I'm implementing an appending log file for a server process. It writes some number of operations into a log, and then at various points writes a "checkpoint" record.

I currently have a FILE pointer opened in appending mode on the file, for the actual writing of the file.

What I would like to do is, at various points, "dump" the front of the log from the disk record, up to the point of a given checkpoint. I can find the relevant byte offsets I would need to modify.

My question is: is there a graceful way to do this, similar to truncate, but for the front of the file? I can take the option of writing what I want to keep into a temporary file and then swapping them, but if there's a simple operation that doesn't necessarily involve the process of re-scanning and writing into a separate file, I'd love to know.

Thanks for the help!


Solution

  • My question is: is there a graceful way to do this, similar to truncate, but for the front of the file?

    No.

    You'd have to atomically copy the data you want to remain in the file to the front of the file, then truncate it to its new length.

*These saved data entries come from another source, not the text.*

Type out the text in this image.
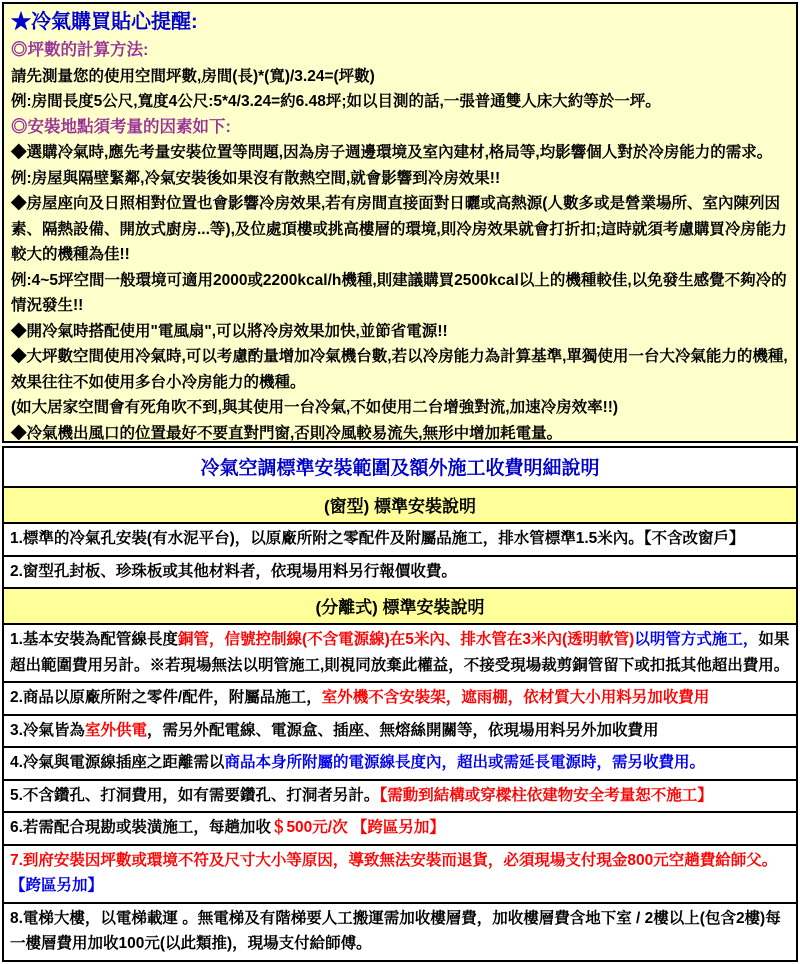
★冷氣購買貼心提醒:
◎坪數的計算方法:
請先測量您的使用空間坪數,房間(長)*(寬)/3.24=(坪數)
例:房間長度5公尺,寬度4公尺:5*4/3.24=約6.48坪;如以目測的話,一張普通雙人床大約等於一坪。
◎安裝地點須考量的因素如下:
◆選購冷氣時,應先考量安裝位置等問題,因為房子週邊環境及室內建材,格局等,均影響個人對於冷房能力的需求。
例:房屋與隔壁緊鄰,冷氣安裝後如果沒有散熱空間,就會影響到冷房效果!!
◆房屋座向及日照相對位置也會影響冷房效果,若有房間直接面對日曬或高熱源(人數多或是營業場所、室內陳列因素、隔熱設備、開放式廚房...等),及位處頂樓或挑高樓層的環境,則冷房效果就會打折扣;這時就須考慮購買冷房能力較大的機種為佳!!
例:4~5坪空間一般環境可適用2000或2200kcal/h機種,則建議購買2500kcal以上的機種較佳,以免發生感覺不夠冷的情況發生!!
◆開冷氣時搭配使用"電風扇",可以將冷房效果加快,並節省電源!!
◆大坪數空間使用冷氣時,可以考慮酌量增加冷氣機台數,若以冷房能力為計算基準,單獨使用一台大冷氣能力的機種,效果往往不如使用多台小冷房能力的機種。
(如大居家空間會有死角吹不到,與其使用一台冷氣,不如使用二台增強對流,加速冷房效率!!)
◆冷氣機出風口的位置最好不要直對門窗,否則冷風較易流失,無形中增加耗電量。
冷氣空調標準安裝範圍及額外施工收費明細說明
(窗型) 標準安裝說明
1.標準的冷氣孔安裝(有水泥平台)，以原廠所附之零配件及附屬品施工，排水管標準1.5米內。【不含改窗戶】
2.窗型孔封板、珍珠板或其他材料者，依現場用料另行報價收費。
(分離式) 標準安裝說明
1.基本安裝為配管線長度銅管，信號控制線(不含電源線)在5米內、排水管在3米內(透明軟管)以明管方式施工，如果超出範圍費用另計。※若現場無法以明管施工,則視同放棄此權益，不接受現場裁剪銅管留下或扣抵其他超出費用。
2.商品以原廠所附之零件/配件，附屬品施工，室外機不含安裝架，遮雨棚，依材質大小用料另加收費用
3.冷氣皆為室外供電，需另外配電線、電源盒、插座、無熔絲開關等，依現場用料另外加收費用
4.冷氣與電源線插座之距離需以商品本身所附屬的電源線長度內，超出或需延長電源時，需另收費用。
5.不含鑽孔、打洞費用，如有需要鑽孔、打洞者另計。【需動到結構或穿樑柱依建物安全考量恕不施工】
6.若需配合現勘或裝潢施工，每趟加收＄500元/次 【跨區另加】
7.到府安裝因坪數或環境不符及尺寸大小等原因，導致無法安裝而退貨，必須現場支付現金800元空趟費給師父。【跨區另加】
8.電梯大樓，以電梯載運 。無電梯及有階梯要人工搬運需加收樓層費，加收樓層費含地下室 / 2樓以上(包含2樓)每一樓層費用加收100元(以此類推)，現場支付給師傅。
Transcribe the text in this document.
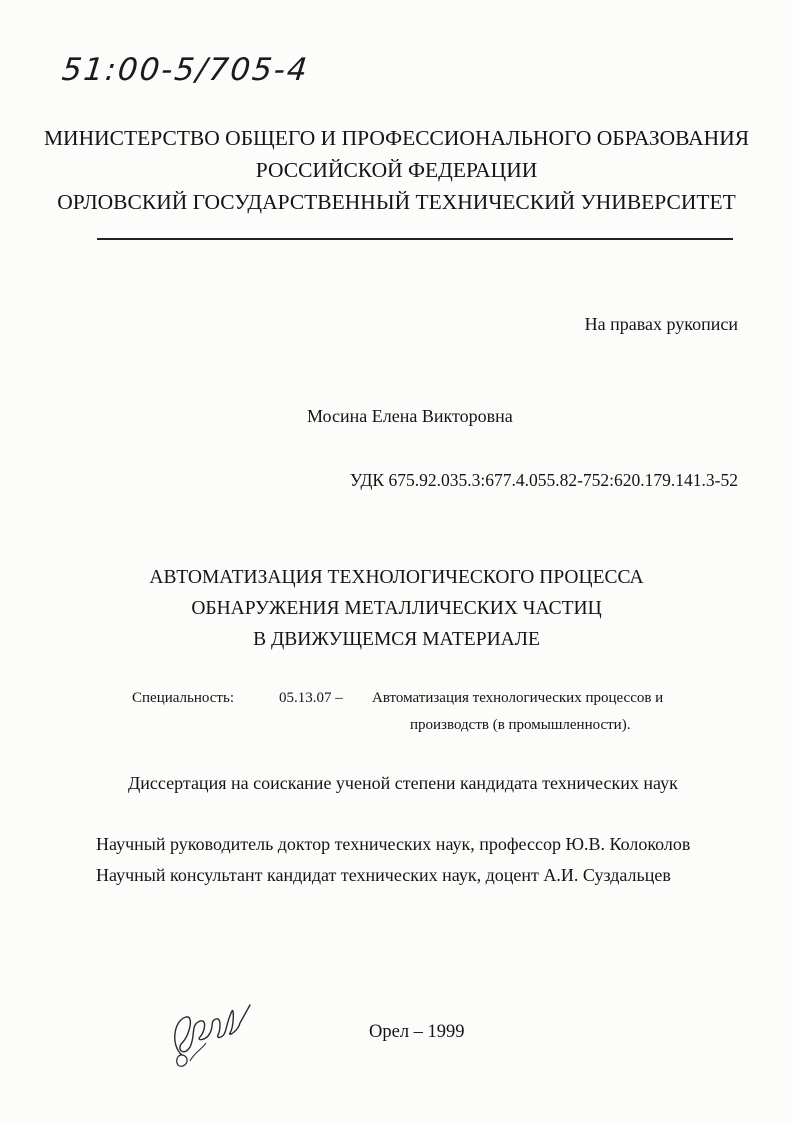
51:00-5/705-4
МИНИСТЕРСТВО ОБЩЕГО И ПРОФЕССИОНАЛЬНОГО ОБРАЗОВАНИЯ
РОССИЙСКОЙ ФЕДЕРАЦИИ
ОРЛОВСКИЙ ГОСУДАРСТВЕННЫЙ ТЕХНИЧЕСКИЙ УНИВЕРСИТЕТ
На правах рукописи
Мосина Елена Викторовна
УДК 675.92.035.3:677.4.055.82-752:620.179.141.3-52
АВТОМАТИЗАЦИЯ ТЕХНОЛОГИЧЕСКОГО ПРОЦЕССА
ОБНАРУЖЕНИЯ МЕТАЛЛИЧЕСКИХ ЧАСТИЦ
В ДВИЖУЩЕМСЯ МАТЕРИАЛЕ
Специальность:	05.13.07 – Автоматизация технологических процессов и
производств (в промышленности).
Диссертация на соискание ученой степени кандидата технических наук
Научный руководитель доктор технических наук, профессор Ю.В. Колоколов
Научный консультант кандидат технических наук, доцент А.И. Суздальцев
Орел – 1999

    Simply put, that can't be done atomically, leaving you open to possible corruption or loss of data.

    And that doesn't even get into whether or not the process(es) appending to the file would all be able to gracefully handle that happening to the file while they have it open. Depending on the actual specifics of how the file is opened (see the various oflag values in the POSIX open() documentation), the process(es) writing to the file may or may not be able to handle the operation, even if you could do it atomically.

    Don't reinvent proper logging systems. They already handle things like this.